Vincent Pilaud: Wigglyhedra
Abstract: The talk will present the construction of the wigglyhedron, a polytope whose vertices correspond
* to wiggly pseudotriangulations (some sort of degenerations of the pseudotriangulations of a point set in general position) defining the facets of the wiggly complex,
* and to wiggly permutations (some permutations defined by a pattern avoidance condition) defining the wiggly lattice.
We will see that the wigglyhedron contain copies of all type A Cambrian associahedra, and evoke the motivation of the wiggly complex from categorical representation theory.
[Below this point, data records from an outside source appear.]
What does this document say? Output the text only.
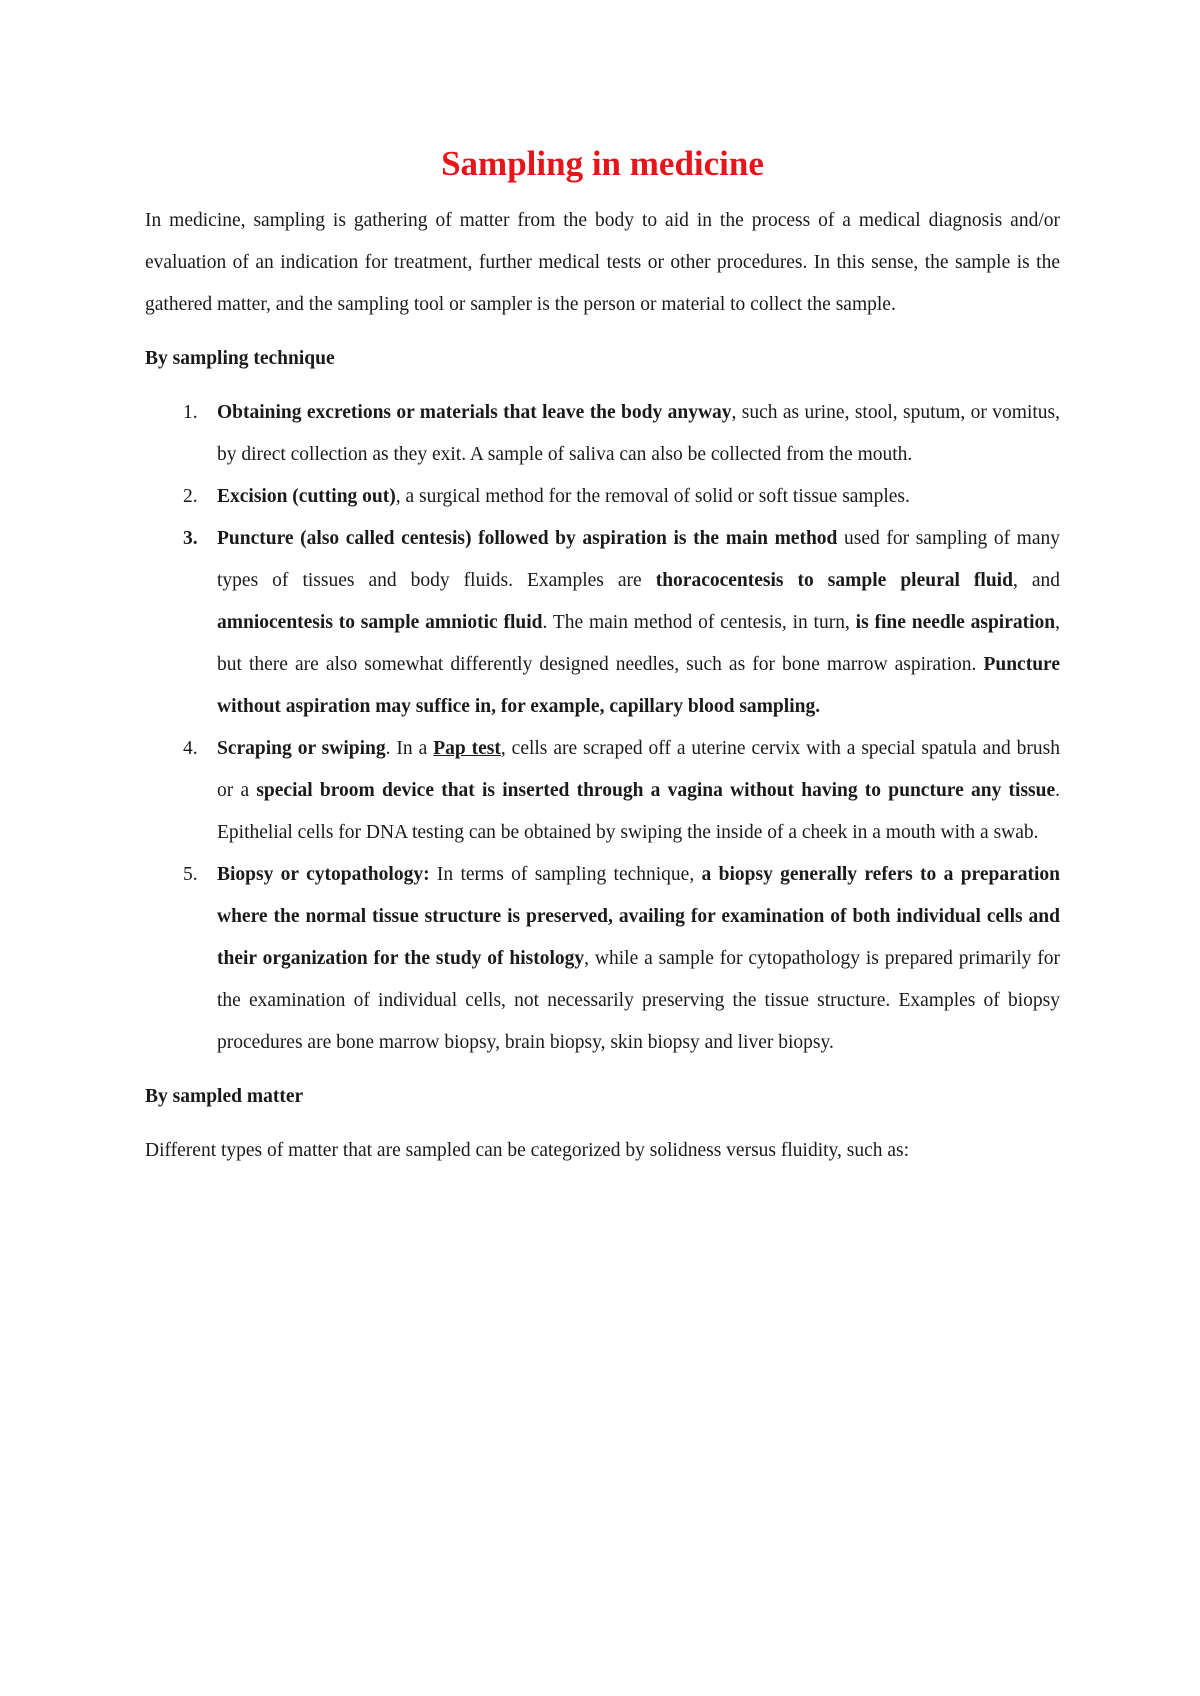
Sampling in medicine

In medicine, sampling is gathering of matter from the body to aid in the process of a medical diagnosis and/or evaluation of an indication for treatment, further medical tests or other procedures. In this sense, the sample is the gathered matter, and the sampling tool or sampler is the person or material to collect the sample.

By sampling technique
1. Obtaining excretions or materials that leave the body anyway, such as urine, stool, sputum, or vomitus, by direct collection as they exit. A sample of saliva can also be collected from the mouth.
2. Excision (cutting out), a surgical method for the removal of solid or soft tissue samples.
3. Puncture (also called centesis) followed by aspiration is the main method used for sampling of many types of tissues and body fluids. Examples are thoracocentesis to sample pleural fluid, and amniocentesis to sample amniotic fluid. The main method of centesis, in turn, is fine needle aspiration, but there are also somewhat differently designed needles, such as for bone marrow aspiration. Puncture without aspiration may suffice in, for example, capillary blood sampling.
4. Scraping or swiping. In a Pap test, cells are scraped off a uterine cervix with a special spatula and brush or a special broom device that is inserted through a vagina without having to puncture any tissue. Epithelial cells for DNA testing can be obtained by swiping the inside of a cheek in a mouth with a swab.
5. Biopsy or cytopathology: In terms of sampling technique, a biopsy generally refers to a preparation where the normal tissue structure is preserved, availing for examination of both individual cells and their organization for the study of histology, while a sample for cytopathology is prepared primarily for the examination of individual cells, not necessarily preserving the tissue structure. Examples of biopsy procedures are bone marrow biopsy, brain biopsy, skin biopsy and liver biopsy.
By sampled matter

Different types of matter that are sampled can be categorized by solidness versus fluidity, such as:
This is based on joint work with Asilata Bapat (arXiv:2407.11632).
Wednesday
Jacinta Torres: Minkowski properties for string polytopes
Abstract: String polytopes were introduced by Littelmann as generalizations of Gelfand-Tsetlin patterns to arbitrary semi-simple complex algebraic groups. For the general linear group, the defining inequalities of these polytopes are given in terms of wiring diagrams. We show certain Minkowski sum properties of them in this context, inspired by recent work with Patimo on formulas for Kostka-Foulkes polynomials. We use an explicit construction by De Laporte-Genz-Koshevoy of the crystal structure on the set of lattice points. This is joint work with Lara Bossinger.